Jackson Machado Pinto: 'Estamos preparados para o pior cenário possível'

Líder do Comitê de Enfrentamento à Pandemia de COVID-19 em BH, montado a pedido de Kalil, Jackson convidou três infectologistas para fazerem parte do grupo


09/01/2022 04:00 - atualizado 09/01/2022 07:17

Médico, Secretário de Saúde de Belo Horizonte
Jackson Machado (foto: Túlio Santos/EM/D.A Press - 18/6/21)
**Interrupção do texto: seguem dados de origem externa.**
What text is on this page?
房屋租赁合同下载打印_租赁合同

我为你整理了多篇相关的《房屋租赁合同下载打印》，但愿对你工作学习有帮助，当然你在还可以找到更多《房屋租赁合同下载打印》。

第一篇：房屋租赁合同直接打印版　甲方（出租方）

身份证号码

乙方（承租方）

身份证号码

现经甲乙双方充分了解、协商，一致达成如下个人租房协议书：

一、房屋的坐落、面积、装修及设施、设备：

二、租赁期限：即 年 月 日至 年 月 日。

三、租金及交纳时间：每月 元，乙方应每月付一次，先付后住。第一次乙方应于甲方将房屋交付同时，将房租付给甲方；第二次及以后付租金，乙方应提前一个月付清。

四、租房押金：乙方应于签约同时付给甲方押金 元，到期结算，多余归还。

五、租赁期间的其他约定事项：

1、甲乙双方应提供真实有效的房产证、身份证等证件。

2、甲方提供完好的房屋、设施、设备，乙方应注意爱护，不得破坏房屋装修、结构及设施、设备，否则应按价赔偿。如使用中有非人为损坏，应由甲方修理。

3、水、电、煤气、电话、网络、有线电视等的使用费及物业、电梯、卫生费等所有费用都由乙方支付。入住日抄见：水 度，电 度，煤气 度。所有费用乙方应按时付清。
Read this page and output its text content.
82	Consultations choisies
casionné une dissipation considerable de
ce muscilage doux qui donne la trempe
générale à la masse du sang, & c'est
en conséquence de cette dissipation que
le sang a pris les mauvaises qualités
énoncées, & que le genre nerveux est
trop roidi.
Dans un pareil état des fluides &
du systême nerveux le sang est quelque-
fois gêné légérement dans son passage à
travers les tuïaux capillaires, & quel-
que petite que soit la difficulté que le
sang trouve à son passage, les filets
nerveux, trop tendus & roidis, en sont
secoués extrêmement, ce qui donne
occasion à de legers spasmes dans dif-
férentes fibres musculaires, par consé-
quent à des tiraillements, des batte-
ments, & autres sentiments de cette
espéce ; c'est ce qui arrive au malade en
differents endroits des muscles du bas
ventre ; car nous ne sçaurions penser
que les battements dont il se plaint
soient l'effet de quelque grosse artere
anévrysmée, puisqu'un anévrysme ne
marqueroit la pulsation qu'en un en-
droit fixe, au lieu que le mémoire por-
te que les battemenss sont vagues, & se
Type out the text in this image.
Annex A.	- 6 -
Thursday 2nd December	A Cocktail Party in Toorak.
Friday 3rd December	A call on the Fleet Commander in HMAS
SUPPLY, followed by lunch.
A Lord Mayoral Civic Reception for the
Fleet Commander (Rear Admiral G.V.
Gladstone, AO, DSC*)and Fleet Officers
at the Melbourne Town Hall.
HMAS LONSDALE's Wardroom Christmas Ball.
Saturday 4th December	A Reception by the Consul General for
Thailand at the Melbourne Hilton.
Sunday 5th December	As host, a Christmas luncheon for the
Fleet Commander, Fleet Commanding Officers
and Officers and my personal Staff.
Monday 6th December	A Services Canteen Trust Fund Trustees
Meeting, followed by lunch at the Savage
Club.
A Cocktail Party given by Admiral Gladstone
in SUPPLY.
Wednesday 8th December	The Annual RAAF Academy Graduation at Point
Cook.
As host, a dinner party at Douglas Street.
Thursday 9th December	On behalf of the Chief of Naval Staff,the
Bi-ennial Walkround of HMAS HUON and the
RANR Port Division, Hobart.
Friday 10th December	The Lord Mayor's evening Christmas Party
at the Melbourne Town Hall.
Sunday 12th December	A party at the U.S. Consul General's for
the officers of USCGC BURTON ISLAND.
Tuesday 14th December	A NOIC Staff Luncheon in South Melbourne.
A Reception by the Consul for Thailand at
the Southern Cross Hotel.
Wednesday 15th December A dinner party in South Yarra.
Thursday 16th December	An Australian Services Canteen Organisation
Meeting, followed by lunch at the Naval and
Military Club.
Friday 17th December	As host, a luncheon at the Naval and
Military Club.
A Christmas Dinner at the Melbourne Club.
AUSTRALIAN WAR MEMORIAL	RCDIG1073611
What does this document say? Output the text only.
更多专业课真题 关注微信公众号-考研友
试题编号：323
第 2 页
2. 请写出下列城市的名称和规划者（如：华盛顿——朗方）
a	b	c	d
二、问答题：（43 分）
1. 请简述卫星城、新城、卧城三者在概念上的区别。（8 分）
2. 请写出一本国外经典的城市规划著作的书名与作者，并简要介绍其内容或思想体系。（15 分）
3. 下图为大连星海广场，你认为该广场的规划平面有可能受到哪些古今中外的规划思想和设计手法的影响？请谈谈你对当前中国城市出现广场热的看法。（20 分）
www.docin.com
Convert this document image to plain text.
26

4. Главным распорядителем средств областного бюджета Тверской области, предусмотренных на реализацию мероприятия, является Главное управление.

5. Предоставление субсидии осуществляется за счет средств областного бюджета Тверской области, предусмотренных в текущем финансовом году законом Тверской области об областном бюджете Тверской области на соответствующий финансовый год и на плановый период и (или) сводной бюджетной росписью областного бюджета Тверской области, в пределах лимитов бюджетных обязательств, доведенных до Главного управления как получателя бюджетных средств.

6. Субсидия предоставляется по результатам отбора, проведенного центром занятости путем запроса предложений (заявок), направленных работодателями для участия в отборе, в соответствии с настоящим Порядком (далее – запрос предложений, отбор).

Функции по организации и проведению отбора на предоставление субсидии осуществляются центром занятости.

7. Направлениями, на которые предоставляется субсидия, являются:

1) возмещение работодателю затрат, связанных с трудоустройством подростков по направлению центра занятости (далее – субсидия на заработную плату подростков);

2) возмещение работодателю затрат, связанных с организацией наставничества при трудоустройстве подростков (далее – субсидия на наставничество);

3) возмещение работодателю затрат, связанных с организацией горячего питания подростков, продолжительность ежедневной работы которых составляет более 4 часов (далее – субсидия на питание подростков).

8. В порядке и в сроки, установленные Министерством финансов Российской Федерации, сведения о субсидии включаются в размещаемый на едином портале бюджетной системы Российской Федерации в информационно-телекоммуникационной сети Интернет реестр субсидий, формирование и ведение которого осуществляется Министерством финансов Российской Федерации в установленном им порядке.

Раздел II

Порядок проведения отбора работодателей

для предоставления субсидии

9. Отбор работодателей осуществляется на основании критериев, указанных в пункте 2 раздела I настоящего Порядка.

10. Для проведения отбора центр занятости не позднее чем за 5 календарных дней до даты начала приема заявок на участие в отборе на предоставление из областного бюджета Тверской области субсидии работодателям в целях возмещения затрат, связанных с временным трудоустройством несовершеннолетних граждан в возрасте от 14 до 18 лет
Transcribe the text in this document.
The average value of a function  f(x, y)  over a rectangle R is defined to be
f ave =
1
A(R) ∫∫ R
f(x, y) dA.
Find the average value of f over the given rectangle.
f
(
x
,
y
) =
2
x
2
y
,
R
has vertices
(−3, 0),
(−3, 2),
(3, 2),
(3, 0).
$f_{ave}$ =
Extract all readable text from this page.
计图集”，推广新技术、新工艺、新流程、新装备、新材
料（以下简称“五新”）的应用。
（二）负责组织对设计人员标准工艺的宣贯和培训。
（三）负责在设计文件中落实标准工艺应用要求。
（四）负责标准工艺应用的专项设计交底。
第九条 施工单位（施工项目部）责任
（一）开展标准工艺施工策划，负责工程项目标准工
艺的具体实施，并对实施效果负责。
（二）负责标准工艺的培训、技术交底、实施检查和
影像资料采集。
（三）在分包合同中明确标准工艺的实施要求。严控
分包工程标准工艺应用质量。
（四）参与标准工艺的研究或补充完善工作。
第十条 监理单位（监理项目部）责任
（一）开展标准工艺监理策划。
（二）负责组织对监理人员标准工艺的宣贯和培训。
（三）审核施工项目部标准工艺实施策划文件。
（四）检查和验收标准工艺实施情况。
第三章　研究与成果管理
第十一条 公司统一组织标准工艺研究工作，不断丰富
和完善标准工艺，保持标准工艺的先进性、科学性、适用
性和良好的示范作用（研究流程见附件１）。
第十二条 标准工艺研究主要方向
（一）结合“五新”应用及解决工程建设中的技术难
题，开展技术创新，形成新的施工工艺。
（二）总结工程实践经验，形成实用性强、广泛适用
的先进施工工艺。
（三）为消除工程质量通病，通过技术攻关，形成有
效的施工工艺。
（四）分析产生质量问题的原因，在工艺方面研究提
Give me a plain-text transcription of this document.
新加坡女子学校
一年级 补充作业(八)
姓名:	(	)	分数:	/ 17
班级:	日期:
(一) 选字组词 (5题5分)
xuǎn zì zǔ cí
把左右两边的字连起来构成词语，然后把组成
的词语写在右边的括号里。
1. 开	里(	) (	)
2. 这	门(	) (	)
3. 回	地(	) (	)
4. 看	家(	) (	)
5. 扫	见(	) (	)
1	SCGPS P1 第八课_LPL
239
Nos últimos dois anos, a Saúde precisou enfrentar obstáculos que antes eram inimagináveis. A chegada do novo coronavírus desafiou autoridades e obrigou à tomada de decisões que impactaram a sociedade. Em Belo Horizonte, quem chefiou a secretaria durante a pandemia foi Jackson Machado Pinto, que carrega consigo dois princípios para a chegada do novo ano: proteção e esperança.

 

Jackson é doutor em medicina, especialista e mestre em dermatologia. Por três mandatos, que duraram até 2010, Jackson também foi vice-presidente da Sociedade Brasileira de Dermatologia/Regional Minas Gerais. A contribuição para a saúde pública não começou em 2016, com o convite do prefeito Alexandre Kalil (PSD) – de quem ele já revelou ser um “amigo pessoal”. O dermatologista já havia atuado na Secretaria de Estado de Saúde como coordenador do Programa de Doenças Sexualmente Transmissíveis, em meados dos anos 1980.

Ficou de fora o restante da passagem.